I attribute Tunisia’s success to five key factors:
- A history of political liberalism and a social progressive population. Tunisia was the first Arab country to adopt a constitution, dating back to 1861. Tunisia’s long history of dialogue and professionalism has persisted throughout its political history and undoubtedly opened the stage for a more widely accepted dialogue process in 2012.
- The military came down on the side of the protesters. Tunisia, unlike Egypt, has never had a military strongman as President. Additionally, both the Bourguiba and Ben Ali regimes kept the military small and underfunded. Under Ben Ali’s veritable police state, the military was consistently overshadowed by well-funded security agencies directed by the ministry of the interior. The military had no real stake in the Ben Ali regime, and had no reason to spill civilian blood for such a regime. With the start of the demonstrations and unrest in 2010, Ben Ali gave commands to quell the protests, but General Rachid Ammar rejected his commands and instead began to place his troops between the security forces and the protesters, effectively saving the revolution.
- The entry of new parties into the political system. Tunisia’s Ennahda, or Renaissance party, is a moderate Islamist group that was shunned under the Bourguiba, and banned under Ben Ali. It was only after the collapse of the Ben Ali regime that the group was legally allowed to form a political party. During the 2011 October elections, the Ennahda party won 41.5% of seats in the constituent assembly. While the Ennahda won a plurality, they fell short of an outright majority. In order to govern, they formed a coalition government with two secular parties. The inability of Egypt’s Muslim Brotherhood to share power has often been cited as a determining factor in the shift back to an authoritarian regime.
- The willingness of all political actors to compromise. In Egypt, the SCAF took over the transition process with no real intention to leave. In contrast to this, Tunisia’s transition has been passed along from various parties with little internal conflict. At the time, what seemed to be the greatest barrier to a consolidated democracy was the assassination of two left leaning political actors, Chokri Belaid and Mohamed Brahmi. Their assassinations were pinned on the Ennahda. The assassinations, coupled with a lengthy constitution drafting process prompted mass demonstrations, strikes, and a call for the resignation of the interim government. In October of 2013, the Ennahda party agreed to step down in favor of a technocratic interim government to oversee the latter part of the transition process.

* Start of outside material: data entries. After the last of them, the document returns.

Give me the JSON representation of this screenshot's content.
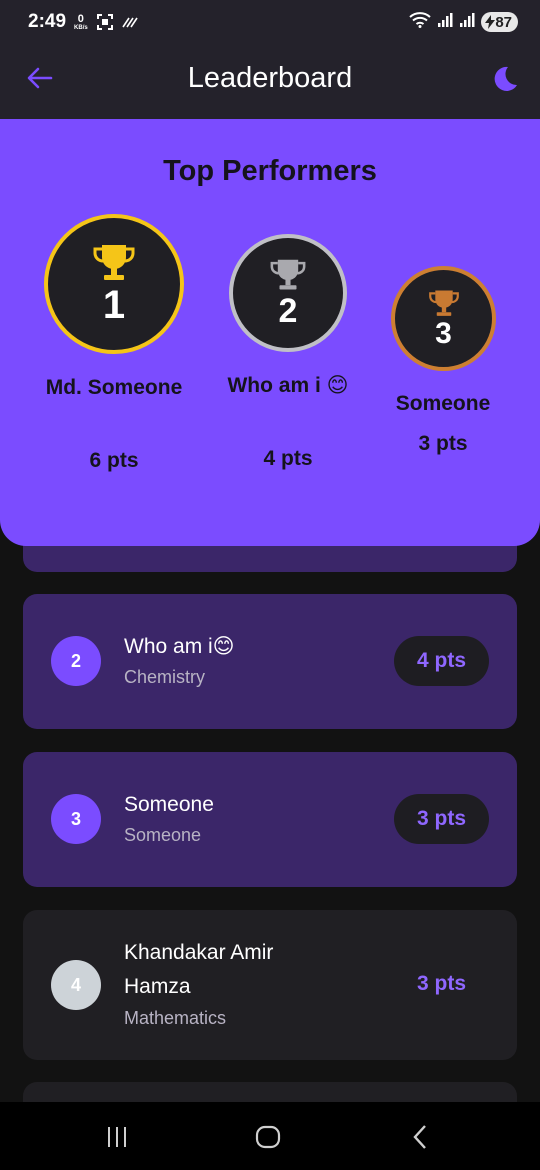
{
  "status_bar": {
    "time": "2:49",
    "net_speed_value": "0",
    "net_speed_unit": "KB/s",
    "battery": "87"
  },
  "app_bar": {
    "title": "Leaderboard",
    "back_icon": "arrow-left-icon",
    "theme_icon": "moon-icon",
    "accent_color": "#7b4cff"
  },
  "podium": {
    "title": "Top Performers",
    "entries": [
      {
        "rank": "1",
        "name": "Md. Someone",
        "points": "6 pts",
        "medal_color": "#f5c518",
        "icon": "trophy-icon"
      },
      {
        "rank": "2",
        "name": "Who am i 😊",
        "points": "4 pts",
        "medal_color": "#c0c0c6",
        "icon": "trophy-icon"
      },
      {
        "rank": "3",
        "name": "Someone",
        "points": "3 pts",
        "medal_color": "#cd7f32",
        "icon": "trophy-icon"
      }
    ]
  },
  "leaderboard": {
    "rows": [
      {
        "rank": "2",
        "name": "Who am i😊",
        "subject": "Chemistry",
        "points": "4 pts"
      },
      {
        "rank": "3",
        "name": "Someone",
        "subject": "Someone",
        "points": "3 pts"
      },
      {
        "rank": "4",
        "name": "Khandakar Amir Hamza",
        "subject": "Mathematics",
        "points": "3 pts"
      }
    ]
  },
  "nav_bar": {
    "recent_icon": "recent-apps-icon",
    "home_icon": "home-icon",
    "back_icon": "back-chevron-icon"
  }
}
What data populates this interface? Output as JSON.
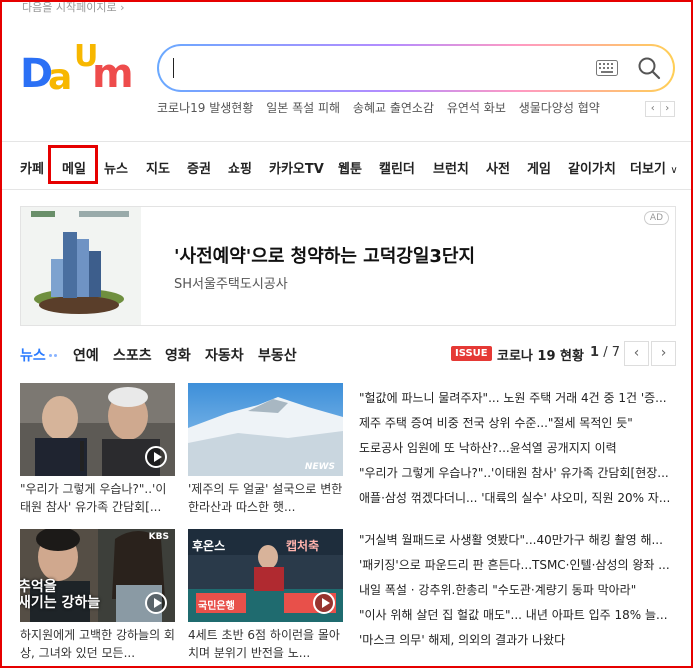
{
  "header": {
    "set_home": "다음을 시작페이지로 ›"
  },
  "logo": {
    "letters": [
      "D",
      "a",
      "U",
      "m"
    ],
    "colors": [
      "#2b70f5",
      "#f7b700",
      "#ee4c4c",
      "#ff8a7a"
    ]
  },
  "search": {
    "value": "",
    "placeholder": ""
  },
  "icons": {
    "keyboard": "keyboard-icon",
    "search": "search-icon"
  },
  "trends": {
    "items": [
      "코로나19 발생현황",
      "일본 폭설 피해",
      "송혜교 출연소감",
      "유연석 화보",
      "생물다양성 협약"
    ],
    "prev": "‹",
    "next": "›"
  },
  "gnb": {
    "items": [
      "카페",
      "메일",
      "뉴스",
      "지도",
      "증권",
      "쇼핑",
      "카카오TV",
      "웹툰",
      "캘린더",
      "브런치",
      "사전",
      "게임",
      "같이가치",
      "더보기"
    ],
    "more_arrow": "∨"
  },
  "ad": {
    "title": "'사전예약'으로 청약하는 고덕강일3단지",
    "sub": "SH서울주택도시공사",
    "badge": "AD"
  },
  "tabs": {
    "items": [
      "뉴스",
      "연예",
      "스포츠",
      "영화",
      "자동차",
      "부동산"
    ]
  },
  "issue": {
    "badge": "ISSUE",
    "text": "코로나 19 현황",
    "page_current": "1",
    "page_total": "/ 7",
    "prev": "‹",
    "next": "›"
  },
  "cards": [
    {
      "caption": "\"우리가 그렇게 우습나?\"..'이태원 참사' 유가족 간담회[..."
    },
    {
      "caption": "'제주의 두 얼굴' 설국으로 변한 한라산과 따스한 햇..."
    },
    {
      "caption": "하지원에게 고백한 강하늘의 회상, 그녀와 있던 모든..."
    },
    {
      "caption": "4세트 초반 6점 하이런을 몰아치며 분위기 반전을 노..."
    }
  ],
  "thumb_text": {
    "news_label": "NEWS",
    "kbs": "KBS",
    "drama_line1": "추억을",
    "drama_line2": "새기는 강하늘",
    "bank1": "후온스",
    "bank2": "국민은행",
    "bank3": "캡처축"
  },
  "headlines": [
    "\"헐값에 파느니 물려주자\"... 노원 주택 거래 4건 중 1건 '증...",
    "제주 주택 증여 비중 전국 상위 수준...\"절세 목적인 듯\"",
    "도로공사 임원에 또 낙하산?...윤석열 공개지지 이력",
    "\"우리가 그렇게 우습나?\"..'이태원 참사' 유가족 간담회[현장...",
    "애플·삼성 꺾겠다더니... '대륙의 실수' 샤오미, 직원 20% 자...",
    "\"거실벽 월패드로 사생활 엿봤다\"...40만가구 해킹 촬영 해...",
    "'패키징'으로 파운드리 판 흔든다...TSMC·인텔·삼성의 왕좌 ...",
    "내일 폭설 · 강추위.한총리 \"수도관·계량기 동파 막아라\"",
    "\"이사 위해 살던 집 헐값 매도\"... 내년 아파트 입주 18% 늘...",
    "'마스크 의무' 해제, 의외의 결과가 나왔다"
  ]
}
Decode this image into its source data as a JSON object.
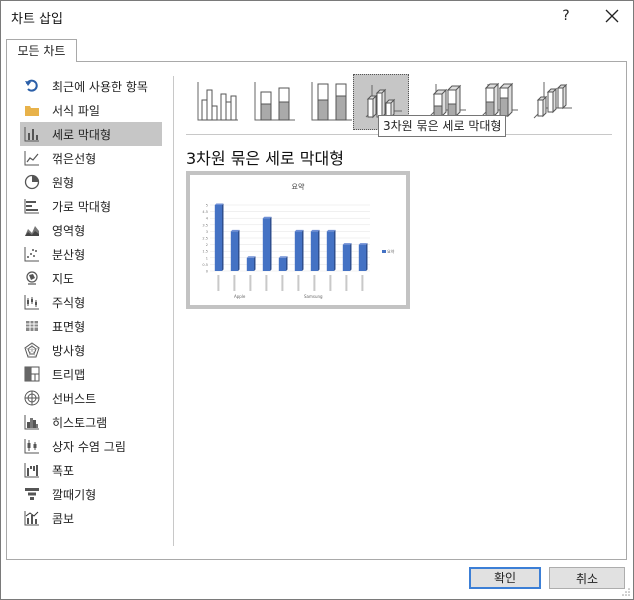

- The influence of non-political institutions. Ennahda’s delegation of power to a technocratic government was in large part due to civil society groups, most important among them being the Tunisian General Labour union (UGTT). The UGTT, with more than half a million dues paying members, has been deeply embedded in Tunisia’s political history since declaring independence in 1956. The UGTT proved instrumental in urging all parties to draft a constitution, and provide a “roadmap” of steps to be taken in the coming months. The use of non-political institutions (with political clout) as mediators could prove invaluable to other transitions in the region.
New democracies are among the most fragile states in the world. They need to be fostered and taken care of, or they risk unraveling. The recent attack on the Bardo National Museum by the Islamic State has called into question Tunisia’s stability and it’s potential to unravel. Several prominent news publications have been quick to publish headlines like “Tunisia Museum Attack Is Blow to Nation’s Democratic Shift” or “Democracy Stalled by Extremism”. One has to wonder whether these outlets have been waiting for an opportunity to declare Tunisia as an “almost success”. These headlines come out of a popular discourse which paints the Middle East as antithetical to progress, and Islam as incompatible with democracy.
While terrorism and security will most definitely be a key issue in the coming years, it is by no means a threat to democracy. And to say the attack on Bardo has already weakened the newly elected government disregards not only the achievements made by Tunisians in the last four years, but also disregards Tunisia’s rich history, and the extraordinary capability of ordinary citizens to free themselves of oppression and demand democracy.